Hoje, na Kuruma’tá, a poesia da brasiliense Raquel Campos, com uma seleção do seu livro Sad Trip (Corsário-Satã). E começamos traçando uma conexão importante. Raquel tem na poesia concreta dos irmãos Augusto e Haroldo de Campos e Décio Pignatari uma grande influência no seu trabalho. Neta de Augusto, suas leituras desde cedo percorreram as trilhas a que conduziu a experiência concreta, além de Augusto dos Anjos, Fernando Pessoa e Cesário Verde! Como não amar a trajetória poética, e de poeta, de Raquel?! Pois a gente aqui na Kuruma’tá ama a poesia concreta e suas derivas. E temos o trio Décio, Augusto e Haroldo em alta conta, como grandes nomes da poesia brasileira. O trabalho deles me tem sido um farol permanente. Então recebo Raquel Campos com alegria.
Outra conexão das melhores que surge com a obra de Raquel Campos é a poeta, tradutora e amiga querida Francesca Cricelli, que escreveu a orelha do livro:
“No belo livro de estreia de Raquel Campos, somos convidados a viajar em seus versos através de cinquenta e dois movimentos, ou paradas. Mas não se deixe enganar pelo título, leitor. “Sad Trip” seria esquivar-se do núcleo vital que aqui se apresenta em diferentes camadas por diferentes caminhos. O poema-prefácio aponta para uma primeira vitória, quase por via de uma loteria. A ela, supostamente, seguem-se tropeços e derrotas, mas toda exploração do eu e do Outro, pensando aqui com a voz de Rimbaud, nos versos da Raquel, é acompanhada por uma brilhante ironia e uma polidez na forma. A voz junta-se aos solitários, em contraposição aos “united”. Nesse caminho, presta homenagem às origens: Décio, Haroldo, Augusto. Porém, o diálogo imbricado no livro vai além das dedicatórias. Raquel está aqui em sua busca por uma verdade que só se revela em verso: entre o dito e o não dito, evoca Guimarães. E, no desfecho da viagem, nos deixa sedentos por outras futuras rotas em verso.”

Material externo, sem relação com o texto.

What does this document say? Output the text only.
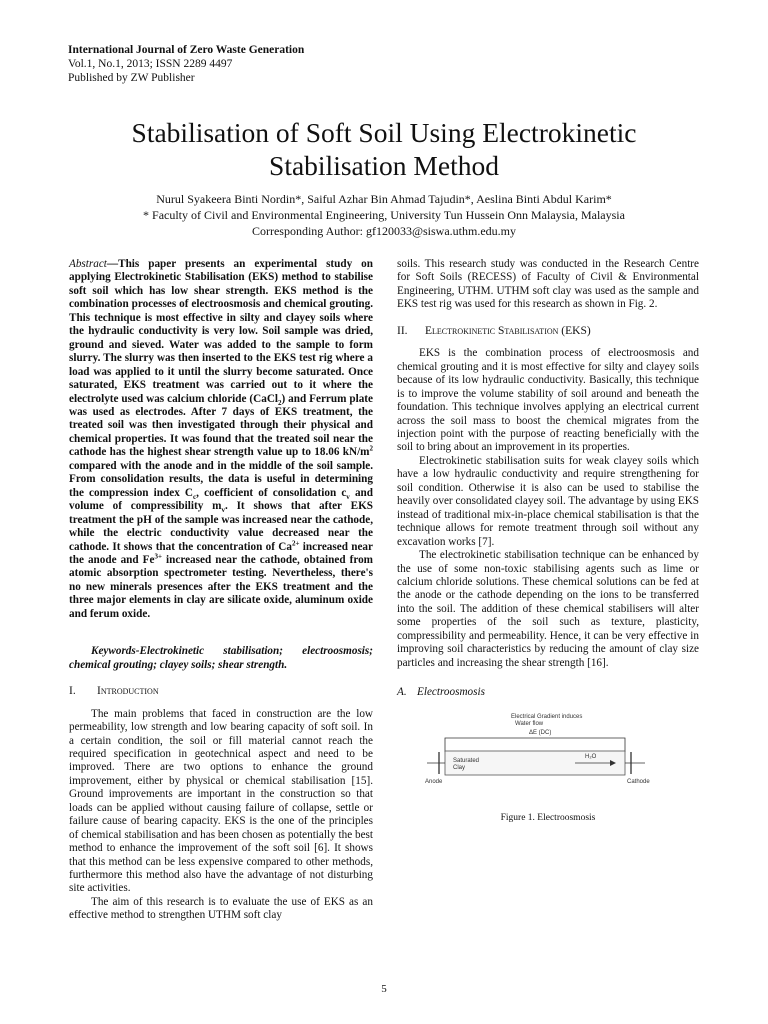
International Journal of Zero Waste Generation
Vol.1, No.1, 2013; ISSN 2289 4497
Published by ZW Publisher
Stabilisation of Soft Soil Using Electrokinetic
Stabilisation Method
Nurul Syakeera Binti Nordin*, Saiful Azhar Bin Ahmad Tajudin*, Aeslina Binti Abdul Karim*
* Faculty of Civil and Environmental Engineering, University Tun Hussein Onn Malaysia, Malaysia
Corresponding Author: gf120033@siswa.uthm.edu.my

Abstract—This paper presents an experimental study on applying Electrokinetic Stabilisation (EKS) method to stabilise soft soil which has low shear strength. EKS method is the combination processes of electroosmosis and chemical grouting. This technique is most effective in silty and clayey soils where the hydraulic conductivity is very low. Soil sample was dried, ground and sieved. Water was added to the sample to form slurry. The slurry was then inserted to the EKS test rig where a load was applied to it until the slurry become saturated. Once saturated, EKS treatment was carried out to it where the electrolyte used was calcium chloride (CaCl$_2$) and Ferrum plate was used as electrodes. After 7 days of EKS treatment, the treated soil was then investigated through their physical and chemical properties. It was found that the treated soil near the cathode has the highest shear strength value up to 18.06 $kN/m^2$ compared with the anode and in the middle of the soil sample. From consolidation results, the data is useful in determining the compression index $C_c$, coefficient of consolidation $c_v$ and volume of compressibility $m_v$. It shows that after EKS treatment the pH of the sample was increased near the cathode, while the electric conductivity value decreased near the cathode. It shows that the concentration of $Ca^{2+}$ increased near the anode and $Fe^{3+}$ increased near the cathode, obtained from atomic absorption spectrometer testing. Nevertheless, there's no new minerals presences after the EKS treatment and the three major elements in clay are silicate oxide, aluminum oxide and ferum oxide.

Keywords-Electrokinetic stabilisation; electroosmosis; chemical grouting; clayey soils; shear strength.

I. Introduction

The main problems that faced in construction are the low permeability, low strength and low bearing capacity of soft soil. In a certain condition, the soil or fill material cannot reach the required specification in geotechnical aspect and need to be improved. There are two options to enhance the ground improvement, either by physical or chemical stabilisation [15]. Ground improvements are important in the construction so that loads can be applied without causing failure of collapse, settle or failure cause of bearing capacity. EKS is the one of the principles of chemical stabilisation and has been chosen as potentially the best method to enhance the improvement of the soft soil [6]. It shows that this method can be less expensive compared to other methods, furthermore this method also have the advantage of not disturbing site activities.

The aim of this research is to evaluate the use of EKS as an effective method to strengthen UTHM soft clay

soils. This research study was conducted in the Research Centre for Soft Soils (RECESS) of Faculty of Civil & Environmental Engineering, UTHM. UTHM soft clay was used as the sample and EKS test rig was used for this research as shown in Fig. 2.

II. Electrokinetic Stabilisation (EKS)

EKS is the combination process of electroosmosis and chemical grouting and it is most effective for silty and clayey soils because of its low hydraulic conductivity. Basically, this technique is to improve the volume stability of soil around and beneath the foundation. This technique involves applying an electrical current across the soil mass to boost the chemical migrates from the injection point with the purpose of reacting beneficially with the soil to bring about an improvement in its properties.

Electrokinetic stabilisation suits for weak clayey soils which have a low hydraulic conductivity and require strengthening for soil condition. Otherwise it is also can be used to stabilise the heavily over consolidated clayey soil. The advantage by using EKS instead of traditional mix-in-place chemical stabilisation is that the technique allows for remote treatment through soil without any excavation works [7].

The electrokinetic stabilisation technique can be enhanced by the use of some non-toxic stabilising agents such as lime or calcium chloride solutions. These chemical solutions can be fed at the anode or the cathode depending on the ions to be transferred into the soil. The addition of these chemical stabilisers will alter some properties of the soil such as texture, plasticity, compressibility and permeability. Hence, it can be very effective in improving soil characteristics by reducing the amount of clay size particles and increasing the shear strength [16].

A. Electroosmosis
Electrical Gradient induces
Water flow
ΔE (DC)
Saturated
Clay
H₂O
Anode	Cathode
Figure 1. Electroosmosis
5
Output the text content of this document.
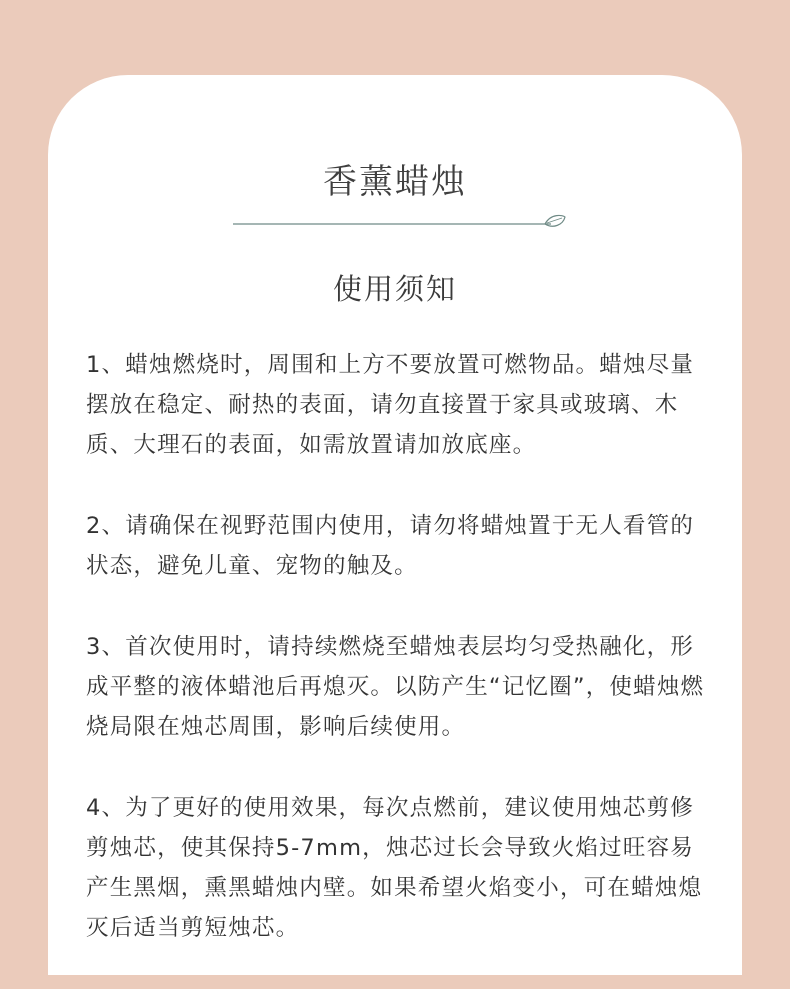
香薰蜡烛
使用须知

1、蜡烛燃烧时，周围和上方不要放置可燃物品。蜡烛尽量摆放在稳定、耐热的表面，请勿直接置于家具或玻璃、木质、大理石的表面，如需放置请加放底座。

2、请确保在视野范围内使用，请勿将蜡烛置于无人看管的状态，避免儿童、宠物的触及。

3、首次使用时，请持续燃烧至蜡烛表层均匀受热融化，形成平整的液体蜡池后再熄灭。以防产生“记忆圈”，使蜡烛燃烧局限在烛芯周围，影响后续使用。

4、为了更好的使用效果，每次点燃前，建议使用烛芯剪修剪烛芯，使其保持5-7mm，烛芯过长会导致火焰过旺容易产生黑烟，熏黑蜡烛内壁。如果希望火焰变小，可在蜡烛熄灭后适当剪短烛芯。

Com isso o que vemos é que a poesia de Raquel tem tudo a ver com a Kuruma’tá, e vem compor essa trama, e também emaranhado, de poesia que é a nossa revista. Kuruma’tá é casa da poesia. — Toinho Castro, editor da Kuruma’tá!
Trazemos aqui uma seleção de poemas de Sad Trip, uma obra em movimento, composta por diálogos com referências, situações cotidianas, expectativas frustradas e contradições humanas tratadas com um certo humor.
Vamos à poesia de Raquel Campos?!
9.
eles amam como se odiassem
e odeiam como se amassem
não distinguem os cheiros das flores
nem cumprimentam os pássaros
fazem tudo de sangue no mundo
(menos o perdão)
seriam mais felizes
se não
18.
a vida – este
sapato pontiagudo
que queima
na sola do viver –
me caminha
cada passo dado fere
e me impulsiona – ao alto
resta saber de qual abismo
sobreviverei – ao salto
22.
todo o meu sangue mensal
deixo escorrê-lo pelas pernas
gosto de manchar lençóis –
e cabeças – com a minha
tão íntima e suja
destreza
ser mulher
tem dessas
belezas
32.
vim de lá, daquele cerrado quente
a vida ali é assim
o nariz sangra e os olhos mentem
nunca teve nem terá fim
a vista resseca e o coração se ressente
o sangue areia a alma
e a vida nos poeira
a facadas
38.
tomar café
tomar coragem
tomar no cu
seguir viagem
45.
sad trip
ser tudo que poderia –
tristeza infinita
de nunca conseguir –
ser o que eu já seria
precisar de mais
e corromper o que havia
maldita confusão
que fodeu a minha brisa
A brasiliense Raquel Campos nasceu em 1988, é poeta, ensaísta e professora de literatura. Atualmente, trabalha como editora na Relatar-se. Foi professora de Teoria Literária da UNESP (2021-2022) e co-organizou o livro “HC 21: leituras de Haroldo de Campos” (7Letras, 2021). Acadêmica, tem pós-doutorado em Estudos Literários pela Universidade Federal de São Carlos (UFSCAR) e doutorado em Literatura pela Universidade de Brasília (UNB).
“Sad trip” (Corsário-Satã) é seu primeiro livro. Seu próximo livro de poemas está no prelo e se chamará “Meninas, eu vi”. Será publicado pela editora Relatar-se ainda no primeiro semestre de 2023 e parte de uma perspectiva feminista a respeito da sexualidade e prazer femininos.